Life insurance policies cover death from natural causes, accidents, and violence. Most policies additionally cover suicide two or three years following the policy's inception date. You may be authorized with exclusions, which are scenarios in which the insurance carrier will not pay out. Exclusions will be explicitly stated in your policy document, which you should read and understand.
Who gets the life insurance payout?
The death benefit is paid to the life insurance beneficiary. The insurer will require you to name at least one beneficiary when you apply for coverage. You can name anyone as a beneficiary, including your spouse, children, parents, or even your pet.
The bottom line
After submitting a claim request, life insurance companies typically issue the death benefit within 15 to 60 days. However, some claims may be delayed or, in extremely rare cases, denied due to the circumstances surrounding the insured's death, material misrepresentation, and missing documents.
Frequently Asked Questions
What is the most common payout of death benefits?
The beneficiary of a life insurance policy can choose how they want to receive the payout. Most people select the lump sum option, in which the entire death benefit is paid in a single payment. Other payout options include:
- Specific income
The insurer releases the proceeds from the policy in installments. The payout period and the size of each payment depend on the death benefit. Insurance companies generally offers several options, and the beneficiary can choose the payment terms that work best for them.
- Lifetime income
The beneficiary can also convert the death benefit into an annuity and receive guaranteed payments for as long as they live. The amount of money the beneficiary receives with each payment depends on the policy value, their gender, and their age at the time of the death of the insured.
- Life income within a certain period
The insurance carrier makes regular payments for a specific period. If the beneficiary passes away before this period expires, the insurer will issue the remaining payments to the person designated by the beneficiary.
- Interest income
Another alternative is to keep the death benefit in an insurance provider's savings account and get regular interest payments until death. When the beneficiary dies, the original death benefit is paid to the person chosen by the beneficiary.
Keep in mind that while a life insurance payout is not taxable, any interest earned on it may result in a tax obligation.

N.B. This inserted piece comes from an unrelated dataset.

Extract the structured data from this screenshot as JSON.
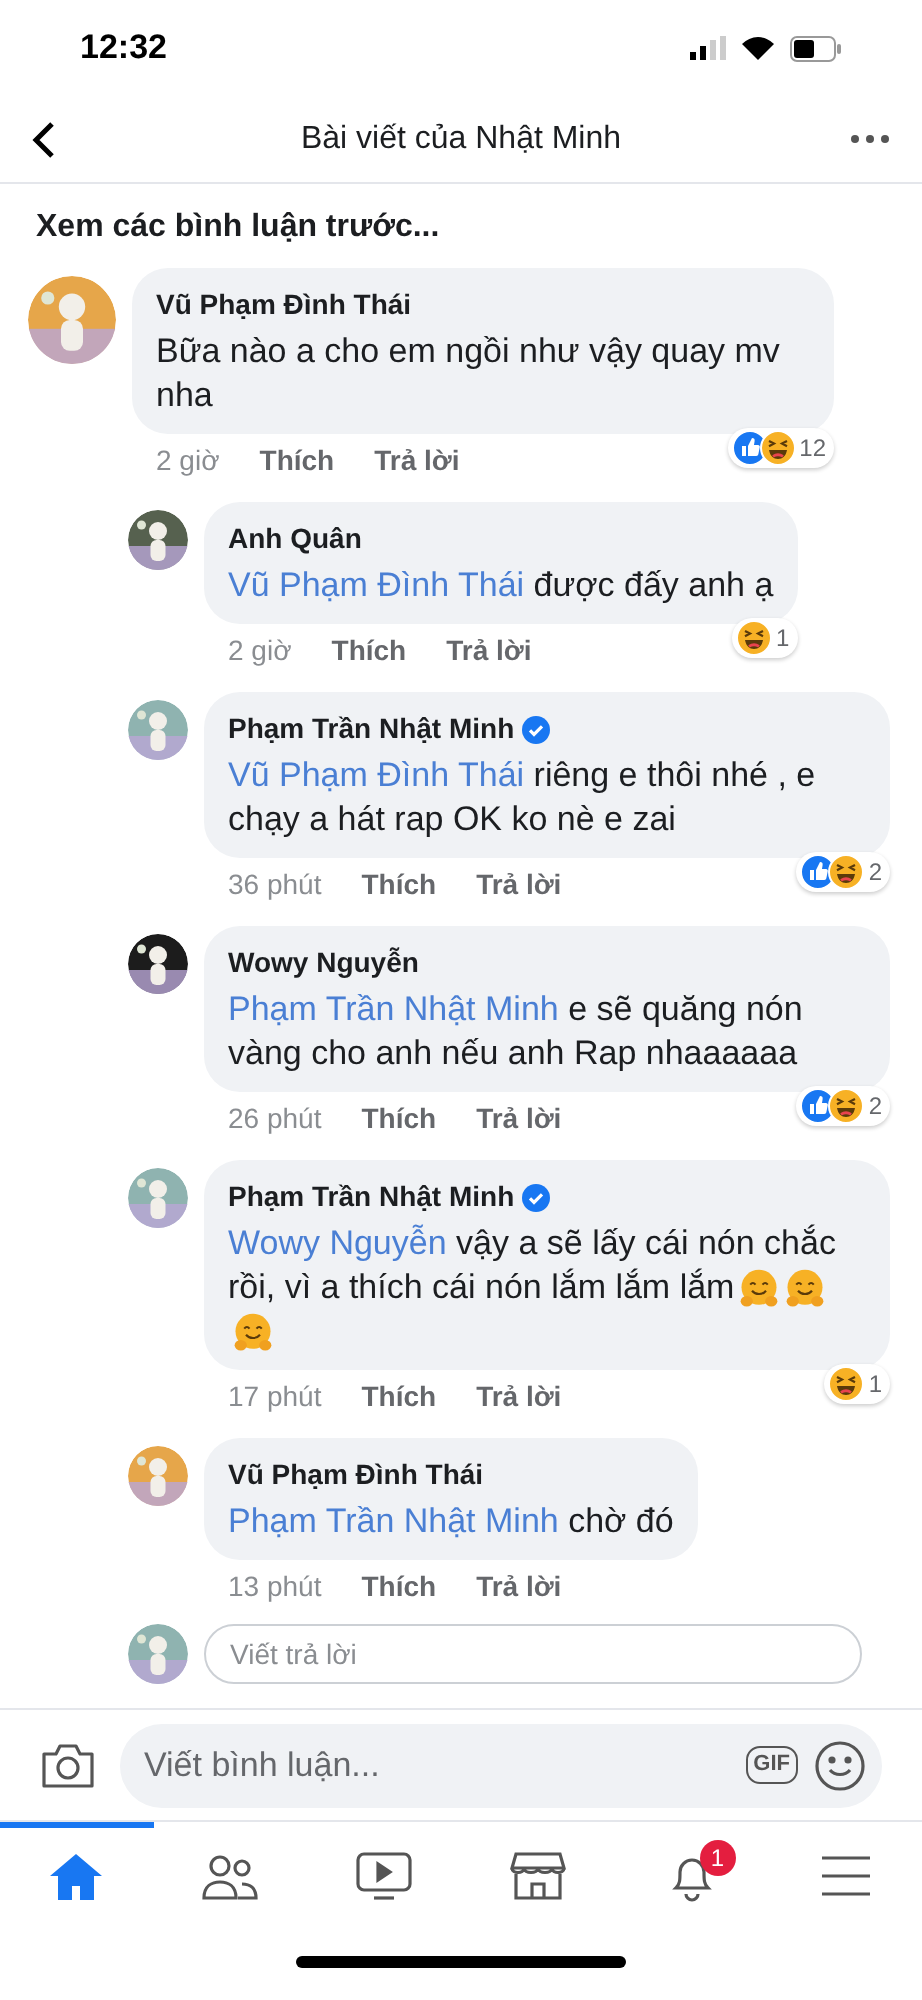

How long do life insurance companies take to process a claim?
Life insurance companies generally take up to 60 days from the date of filing to process a claim. Some claims, however, may get delayed because of material representation, missing paperwork, or how the insured died.
Are life insurance payouts taxable?
Whether a life insurance payout is taxable or not depends on how the beneficiary decides to receive it. Life insurance payouts are usually not taxed when received as a lump sum. However, any interest earned on the death benefit counts as a taxable income. That means if you decide to receive the payout in small installments, you may receive a tax bill.
Can a life insurance claim be denied?
It is very rare for insurers to deny a claim, but it can happen. If the insured lied on the life insurance application, committed suicide within the first two years, or died while engaging in an illegal activity, the insurance company can refuse to issue the death benefit.
How long after death do you have to collect life insurance?
Once the policyholder dies, beneficiaries should initiate the claim process. Life insurance payouts usually occur between 2 weeks to 60 days after the claim being filed. However, the period can fluctuate based on the cause and date of death. Delays may occur due to factors like illegal activities, death within the first two years of the policy, or incomplete documentation.